IMO it makes sense to keep optimal utilization rate at 80% on v2.
I think it could be interesting/productive to list sDAI as both a collateral and borrowable asset. While demand to borrow sDAI will be low initially (if Aave DAI borrow rate is lower than DSR), we can expect these rates to converge towards each other over time, and once aDAI borrow rate is equal to DSR then it may become economical to borrow sDAI instead of regular DAI.
Example IRM params:
Base borrow rate: 0% (effectively equal to DSR, because sDAI continuously earns DSR rate)
Slope 1: 1% (optimal rate of DSR + 1%)
Slope 2: 75% (max rate of DSR + 76%)
It might even be possible to set up a periphery contract that automatically wraps DAI to sDAI for deposits and repayments, or unwraps sDAI to DAI for withdrawals and borrows.
tl;dr: Proposal is good as is but I think it could be improved by considering above adjustments.
Gauntlet supports onboarding sDAI with the same parameters as DAI and as collateral only. We recommend splitting proposals to onboard sDAI and proposals to change interest rate parameters for DAI and WETH to be separated.
On DAI IR Changes
Echoing @monet-supply, increasing DAI RF from 10% to 20% on v3 may lower DAI supply rate below the current DSR, which may incentivize DAI supply withdrawal.
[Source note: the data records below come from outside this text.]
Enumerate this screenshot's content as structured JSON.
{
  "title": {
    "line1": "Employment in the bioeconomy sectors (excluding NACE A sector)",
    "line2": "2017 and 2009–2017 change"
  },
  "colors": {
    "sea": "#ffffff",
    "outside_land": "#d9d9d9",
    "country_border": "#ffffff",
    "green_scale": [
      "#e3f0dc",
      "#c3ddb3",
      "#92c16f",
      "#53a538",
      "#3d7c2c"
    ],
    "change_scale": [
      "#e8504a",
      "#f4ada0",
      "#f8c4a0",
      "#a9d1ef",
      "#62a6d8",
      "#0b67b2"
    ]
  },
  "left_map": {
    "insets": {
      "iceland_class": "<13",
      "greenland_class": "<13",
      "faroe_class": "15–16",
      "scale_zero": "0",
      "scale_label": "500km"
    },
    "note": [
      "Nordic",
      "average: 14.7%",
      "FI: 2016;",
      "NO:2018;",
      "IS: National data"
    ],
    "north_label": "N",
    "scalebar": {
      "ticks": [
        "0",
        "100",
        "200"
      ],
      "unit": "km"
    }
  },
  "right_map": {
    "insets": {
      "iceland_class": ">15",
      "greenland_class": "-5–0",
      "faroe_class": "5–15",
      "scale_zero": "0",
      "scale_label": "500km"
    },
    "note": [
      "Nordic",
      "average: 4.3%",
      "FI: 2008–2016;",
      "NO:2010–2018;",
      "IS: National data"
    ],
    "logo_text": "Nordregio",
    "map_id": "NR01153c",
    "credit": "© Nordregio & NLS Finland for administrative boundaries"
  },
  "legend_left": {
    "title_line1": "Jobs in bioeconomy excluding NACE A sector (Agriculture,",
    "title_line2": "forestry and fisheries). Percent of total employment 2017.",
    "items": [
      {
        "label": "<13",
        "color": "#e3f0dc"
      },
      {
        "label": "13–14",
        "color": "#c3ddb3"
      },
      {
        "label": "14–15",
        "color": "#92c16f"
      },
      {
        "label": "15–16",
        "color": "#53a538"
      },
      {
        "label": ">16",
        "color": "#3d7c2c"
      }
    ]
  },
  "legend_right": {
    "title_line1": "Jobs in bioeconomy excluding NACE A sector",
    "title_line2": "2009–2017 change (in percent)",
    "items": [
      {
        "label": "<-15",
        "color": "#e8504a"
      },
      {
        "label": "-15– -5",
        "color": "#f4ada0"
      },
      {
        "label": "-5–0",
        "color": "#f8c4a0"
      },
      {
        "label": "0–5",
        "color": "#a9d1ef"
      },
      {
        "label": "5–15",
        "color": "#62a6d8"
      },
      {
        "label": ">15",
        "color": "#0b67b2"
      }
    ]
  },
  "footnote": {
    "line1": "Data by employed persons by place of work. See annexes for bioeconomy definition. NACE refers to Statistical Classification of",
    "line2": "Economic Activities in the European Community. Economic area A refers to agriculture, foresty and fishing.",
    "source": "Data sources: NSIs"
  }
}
This leads to increased risk of
equilibrium utilization higher than Uopt for DAI, which may decrease available liquidity in the advent of liquidations.
Raising Uopt from 80% to 90% adds risk to the above, due to less liquidatable DAI available.
On WETH IR Changes
Would you be able to provide more color on the rationale for increasing Uopt and decreasing Slope 1 for WETH and how it relates to onboarding sDAI?
Hello, we disagree with these recommendations placing slope 1 much lower than staking APY yield (currently at 4.1% on stETH) as we believe it will lead to equilibrium above optimalRatio, decreasing overall protocol revenue and available liquidity.
If the community supports an AIP with Gauntlet recommendations, it will update the wETH parameters as it is likely Gauntlet AIPs will be proposed to vote & execution after sDAI AIP.
However, we will adapt the AIP payload to reflect Gauntlet’s remarks on achieving 3.8% APR cost slope1 objective by changing the base rate to 0 from 1% and keeping the slope1 parameter unchanged.
This is a fair point and we’ll update payload to keep u_optimal unchanged on V2
we think this could be explored after collecting a bit of market data post onboarding, this can be activated after a few weeks if the onboarding AIP is validated by governance
the market will find an equilibrium point around the optimal utilization ratio. we do not foresee this as a concern but this can be adjusted after collecting market data post-onboarding in a dedicated AIP.